As one commentator said–sorry, I have no idea who; I’m quoting second hand–it’s like “being governed by a nine-year-old.” He might’ve mentioned that he had a nine-year-old boy in mind but he didn’t. In his mind, all nine-year-olds are probably are boys.
What can I tell you about those last two paragraphs that you don’t already know? Not much, I suspect. We’ll move on.
After the prime minister’s brother resigned, another cabinet member, Amber Rudd, stepped down, calling Johnson’s approach to Brexit “political vandalism.” The government, she said, wasn’t holding negotiations with the EU, although it claims to be, and 80% to 90% of its energy is going into preparing for a no-deal Brexit although it says it wants a new, better, shinier deal than Theresa May’s deal.
Meanwhile, back at the pub, the Wetherspoons chain has promised cut-price drinks if the UK leaves the EU. Brexit, they say, will be good for drinkers. To demonstrate, they cut all of 20 p off a drink. I’d love to tell you how much that would leave you paying, but short of marching in and ordering a pint (the closest Wetherspoons I know of is an hour away and anyway, I don’t drink) I don’t know a way find out. Their online menu is no help. Basically, though, this isn’t free booze we’re talking about and it’s not a life-changing discount. If you wonder how much 20 p is worth, you can buy four plastic bags with it, or a tin of mushy peas (you’ll get 1 p in change).
There’s talk of the government trying to push the EU into expelling it by refusing to nominate a new British commissioner, but the EU says it’s happy to function without one.
What next? Well, “A Downing Street source said: ‘We intend to sabotage any extension. The “surrender bill” only kicks in if an extension is offered. Once people realise our plans, there is a good chance we won’t be offered a delay. Even if we are, we intend to sabotage that too.’ ”
The “surrender bill” is what the government calls the bill blocking a no-deal Brexit, although, as Corbyn pointed out, Britain isn’t at war with the EU.
A former Supreme Court judge said there’s no shortage of ways the law can be enforced. “An application will have to be made to the court for an injunction.

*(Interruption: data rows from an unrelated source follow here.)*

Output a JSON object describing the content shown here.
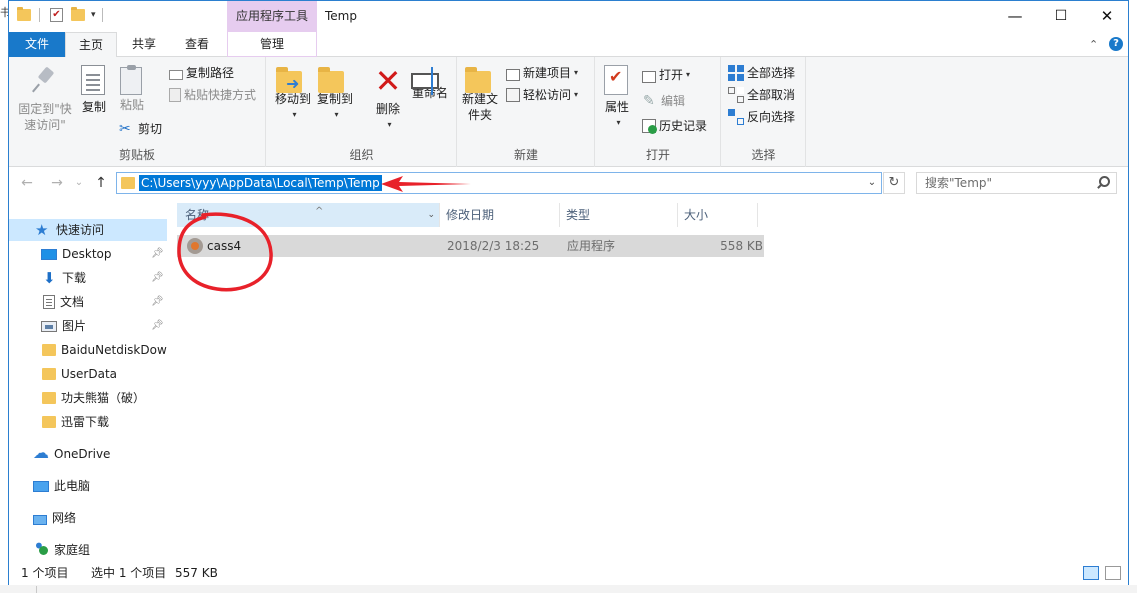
{
  "window": {
    "title": "Temp",
    "context_tab": "应用程序工具",
    "minimize": "—",
    "maximize": "☐",
    "close": "✕",
    "left_edge_char": "书"
  },
  "tabs": {
    "file": "文件",
    "home": "主页",
    "share": "共享",
    "view": "查看",
    "manage": "管理",
    "collapse_glyph": "⌃",
    "help_glyph": "?"
  },
  "ribbon": {
    "clipboard": {
      "label": "剪贴板",
      "pin_quick": "固定到\"快速访问\"",
      "copy": "复制",
      "paste": "粘贴",
      "copy_path": "复制路径",
      "paste_shortcut": "粘贴快捷方式",
      "cut": "剪切"
    },
    "organize": {
      "label": "组织",
      "move_to": "移动到",
      "copy_to": "复制到",
      "delete": "删除",
      "rename": "重命名"
    },
    "new": {
      "label": "新建",
      "new_folder": "新建文件夹",
      "new_item": "新建项目",
      "easy_access": "轻松访问"
    },
    "open": {
      "label": "打开",
      "properties": "属性",
      "open": "打开",
      "edit": "编辑",
      "history": "历史记录"
    },
    "select": {
      "label": "选择",
      "select_all": "全部选择",
      "select_none": "全部取消",
      "invert": "反向选择"
    }
  },
  "nav": {
    "back": "←",
    "forward": "→",
    "recent": "⌄",
    "up": "↑",
    "address": "C:\\Users\\yyy\\AppData\\Local\\Temp\\Temp",
    "refresh": "↻",
    "search_placeholder": "搜索\"Temp\""
  },
  "sidebar": {
    "quick_access": "快速访问",
    "items": [
      {
        "label": "Desktop",
        "pinned": true
      },
      {
        "label": "下载",
        "pinned": true
      },
      {
        "label": "文档",
        "pinned": true
      },
      {
        "label": "图片",
        "pinned": true
      },
      {
        "label": "BaiduNetdiskDow",
        "pinned": false
      },
      {
        "label": "UserData",
        "pinned": false
      },
      {
        "label": "功夫熊猫（破）",
        "pinned": false
      },
      {
        "label": "迅雷下载",
        "pinned": false
      }
    ],
    "onedrive": "OneDrive",
    "this_pc": "此电脑",
    "network": "网络",
    "homegroup": "家庭组"
  },
  "filelist": {
    "columns": {
      "name": "名称",
      "modified": "修改日期",
      "type": "类型",
      "size": "大小"
    },
    "sort_glyph": "^",
    "rows": [
      {
        "name": "cass4",
        "modified": "2018/2/3 18:25",
        "type": "应用程序",
        "size": "558 KB"
      }
    ]
  },
  "status": {
    "count": "1 个项目",
    "selected": "选中 1 个项目",
    "size": "557 KB"
  },
  "colors": {
    "accent": "#1979ca",
    "selection": "#cce8ff",
    "context_tab": "#e6ccef",
    "annotation": "#e8212a"
  }
}
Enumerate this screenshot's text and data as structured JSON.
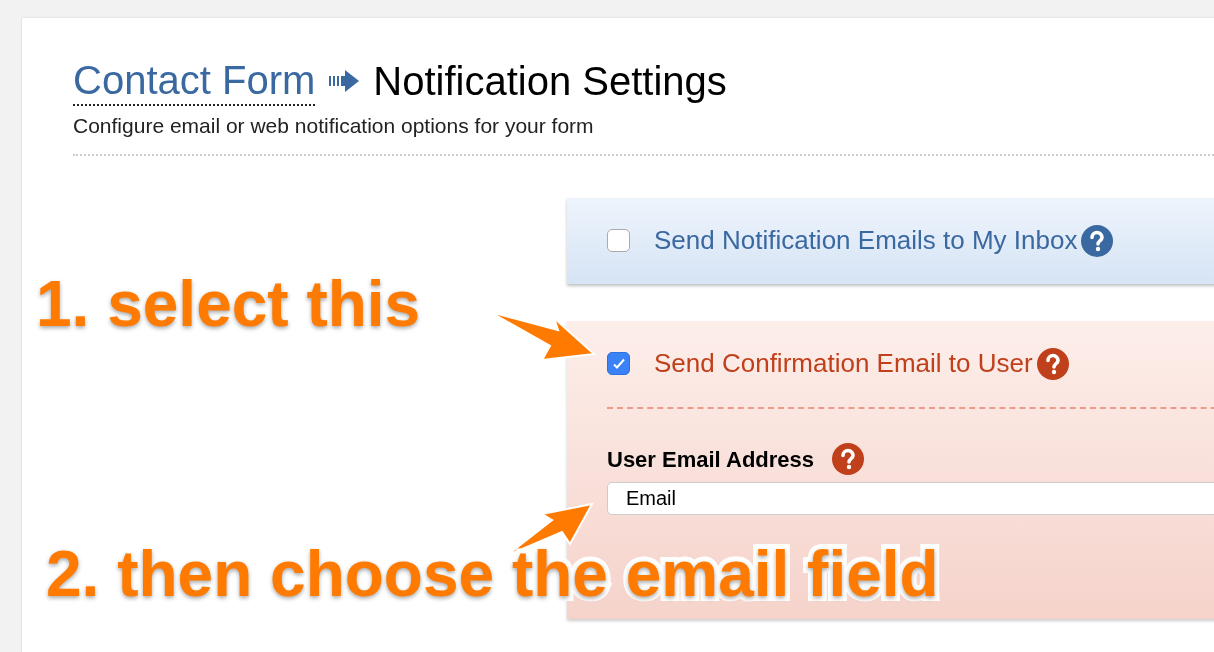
{
  "breadcrumb": {
    "parent": "Contact Form",
    "current": "Notification Settings"
  },
  "subtitle": "Configure email or web notification options for your form",
  "sections": [
    {
      "kind": "info",
      "label": "Send Notification Emails to My Inbox",
      "checked": false
    },
    {
      "kind": "alert",
      "label": "Send Confirmation Email to User",
      "checked": true,
      "field": {
        "label": "User Email Address",
        "value": "Email"
      }
    }
  ],
  "annotations": [
    {
      "text": "1. select this"
    },
    {
      "text": "2. then choose the email field"
    }
  ]
}
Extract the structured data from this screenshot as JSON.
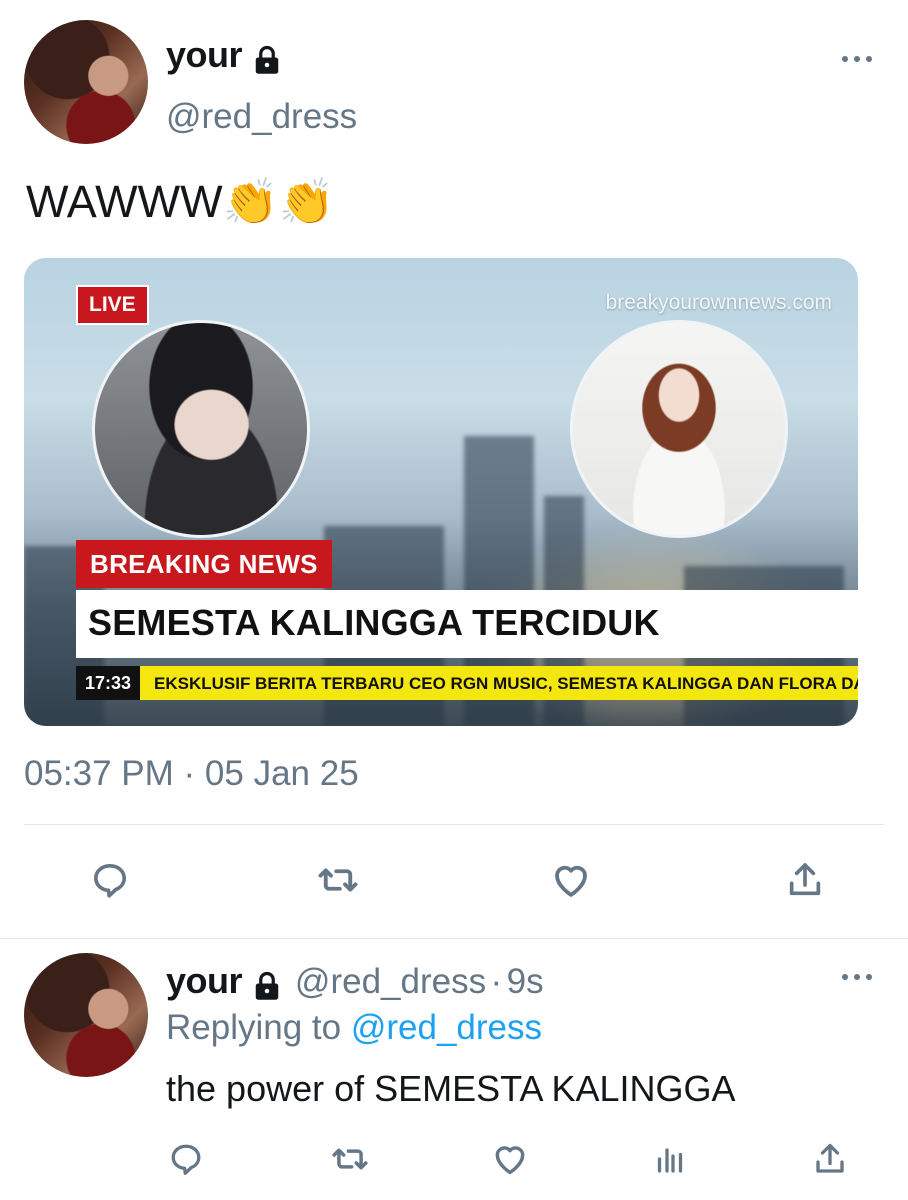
{
  "tweet": {
    "display_name": "your",
    "handle": "@red_dress",
    "text": "WAWWW👏👏",
    "timestamp": "05:37 PM · 05 Jan 25",
    "image": {
      "live_badge": "LIVE",
      "website": "breakyourownnews.com",
      "breaking_label": "BREAKING NEWS",
      "headline": "SEMESTA KALINGGA TERCIDUK",
      "clock": "17:33",
      "ticker": "EKSKLUSIF BERITA TERBARU CEO RGN MUSIC, SEMESTA KALINGGA DAN FLORA DAVIAI"
    },
    "actions": [
      "reply-icon",
      "retweet-icon",
      "like-icon",
      "share-icon"
    ]
  },
  "reply": {
    "display_name": "your",
    "handle": "@red_dress",
    "separator": "·",
    "age": "9s",
    "replying_prefix": "Replying to",
    "replying_handle": "@red_dress",
    "text": "the power of SEMESTA KALINGGA",
    "actions": [
      "reply-icon",
      "retweet-icon",
      "like-icon",
      "analytics-icon",
      "share-icon"
    ]
  },
  "colors": {
    "secondary_text": "#657786",
    "link": "#1da1f2",
    "breaking_red": "#c8181e",
    "ticker_yellow": "#f4e60f"
  }
}
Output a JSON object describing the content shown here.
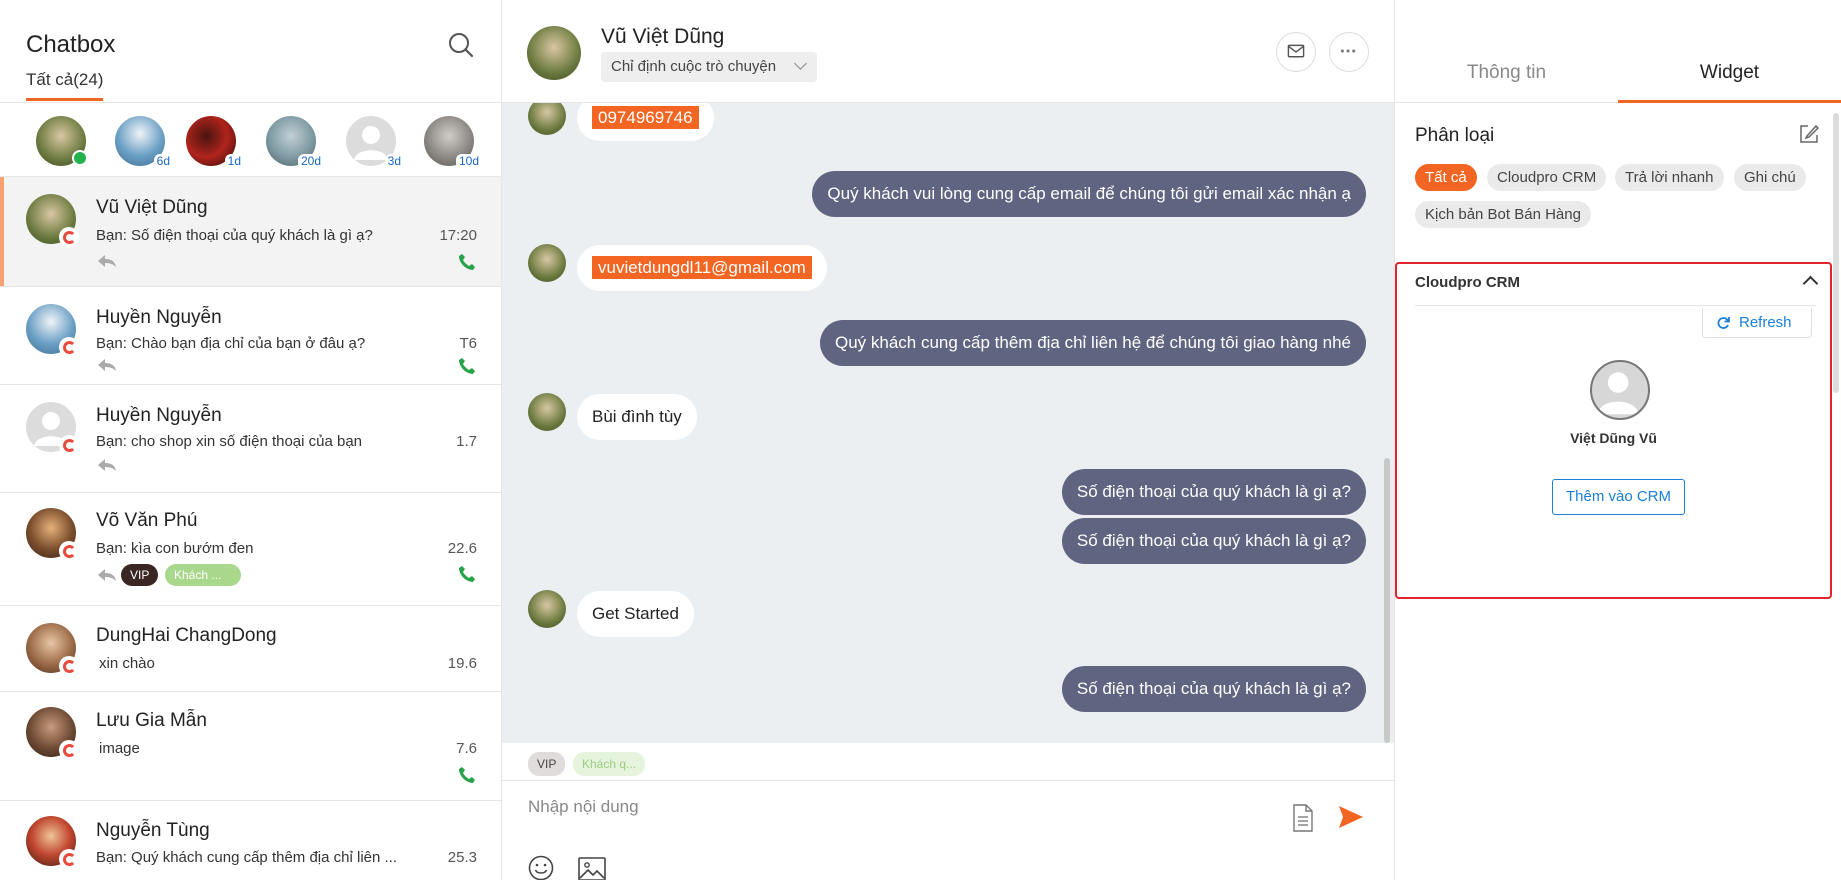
{
  "sidebar": {
    "title": "Chatbox",
    "filter_all": "Tất cả(24)",
    "recent": [
      {
        "badge": "",
        "online": true,
        "color": "#6b7a3f"
      },
      {
        "badge": "6d",
        "online": false,
        "color": "#6a9fc4"
      },
      {
        "badge": "1d",
        "online": false,
        "color": "#b0241c"
      },
      {
        "badge": "20d",
        "online": false,
        "color": "#7f9aa3"
      },
      {
        "badge": "3d",
        "online": false,
        "color": "#d4d4d4"
      },
      {
        "badge": "10d",
        "online": false,
        "color": "#8d8a86"
      }
    ],
    "conversations": [
      {
        "name": "Vũ Việt Dũng",
        "preview": "Bạn: Số điện thoại của quý khách là gì ạ?",
        "time": "17:20"
      },
      {
        "name": "Huyền Nguyễn",
        "preview": "Bạn: Chào bạn địa chỉ của bạn ở đâu ạ?",
        "time": "T6"
      },
      {
        "name": "Huyền Nguyễn",
        "preview": "Bạn: cho shop xin số điện thoại của bạn",
        "time": "1.7"
      },
      {
        "name": "Võ Văn Phú",
        "preview": "Bạn: kìa con bướm đen",
        "time": "22.6",
        "tag_vip": "VIP",
        "tag_kh": "Khách ..."
      },
      {
        "name": "DungHai ChangDong",
        "preview": "xin chào",
        "time": "19.6"
      },
      {
        "name": "Lưu Gia Mẫn",
        "preview": "image",
        "time": "7.6"
      },
      {
        "name": "Nguyễn Tùng",
        "preview": "Bạn: Quý khách cung cấp thêm địa chỉ liên ...",
        "time": "25.3"
      }
    ]
  },
  "chat": {
    "contact_name": "Vũ Việt Dũng",
    "assign_label": "Chỉ định cuộc trò chuyện",
    "messages": [
      {
        "dir": "in",
        "text": "0974969746",
        "highlight": true
      },
      {
        "dir": "out",
        "text": "Quý khách vui lòng cung cấp email để chúng tôi gửi email xác nhận ạ"
      },
      {
        "dir": "in",
        "text": "vuvietdungdl11@gmail.com",
        "highlight": true
      },
      {
        "dir": "out",
        "text": "Quý khách cung cấp thêm địa chỉ liên hệ để chúng tôi giao hàng nhé"
      },
      {
        "dir": "in",
        "text": "Bùi đình tùy"
      },
      {
        "dir": "out",
        "text": "Số điện thoại của quý khách là gì ạ?"
      },
      {
        "dir": "out",
        "text": "Số điện thoại của quý khách là gì ạ?"
      },
      {
        "dir": "in",
        "text": "Get Started"
      },
      {
        "dir": "out",
        "text": "Số điện thoại của quý khách là gì ạ?"
      }
    ],
    "tags": {
      "vip": "VIP",
      "kh": "Khách q..."
    },
    "input_placeholder": "Nhập nội dung"
  },
  "panel": {
    "tabs": [
      "Thông tin",
      "Widget"
    ],
    "category_title": "Phân loại",
    "chips": [
      "Tất cả",
      "Cloudpro CRM",
      "Trả lời nhanh",
      "Ghi chú",
      "Kịch bản Bot Bán Hàng"
    ],
    "widget": {
      "title": "Cloudpro CRM",
      "refresh_label": "Refresh",
      "contact_name": "Việt Dũng Vũ",
      "add_label": "Thêm vào CRM"
    }
  },
  "colors": {
    "accent": "#f26522",
    "bubble_out": "#5f6480",
    "link": "#1a7fd6",
    "highlight_border": "#e3242b"
  }
}
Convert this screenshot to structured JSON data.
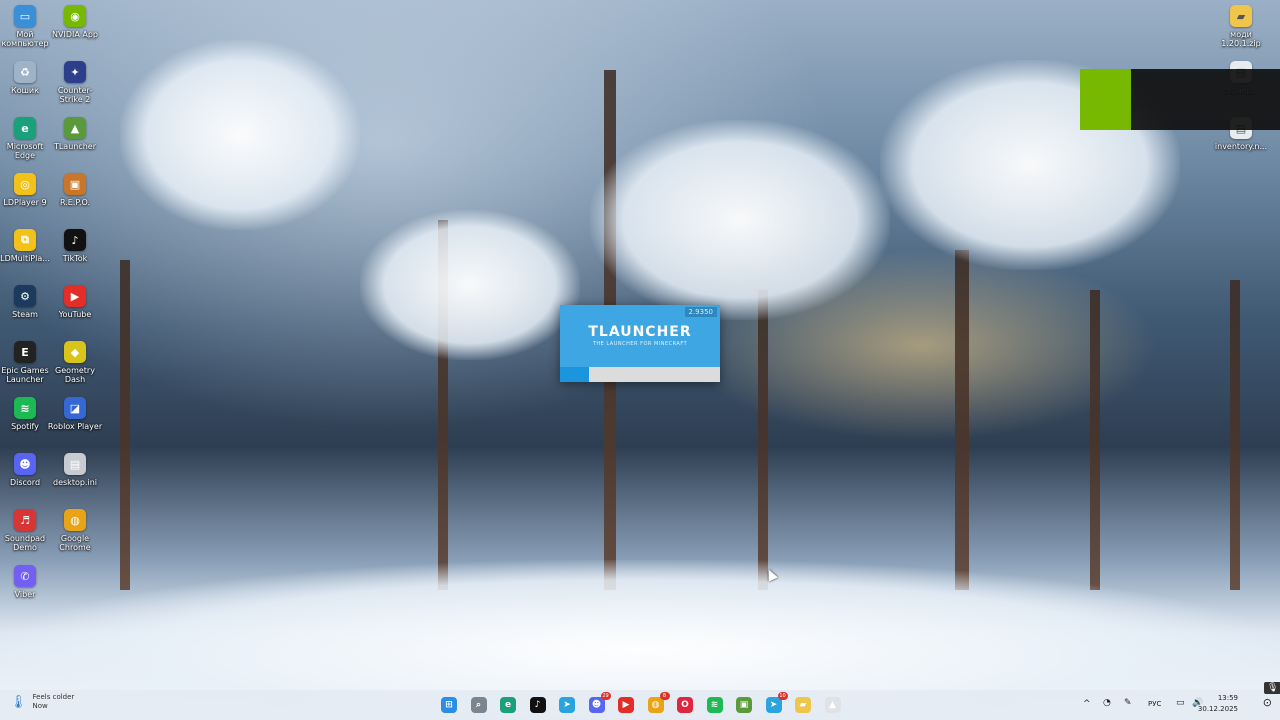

The simplest way of enforcing the injunction would be for the court simply to direct an official to sign the letter on behalf of the PM and to declare that his signature was to be treated in every legal respect as equivalent to the prime minister’s.”
In the meantime, France is threatening to block a British request for an extension to the period before it has to leave the EU. They’ve threatened that before, though, and no one seems to be taking them seriously.
Think it’s crazy over here? It’s only going to get wilder.
In the meantime, if you’re tired of Brexit updates, I apologize. I think I speak for a large part of the country when I say that we are too. Unfortunately, they matter. Regular service will continue on Fridays. Just check in then and ignore everything else.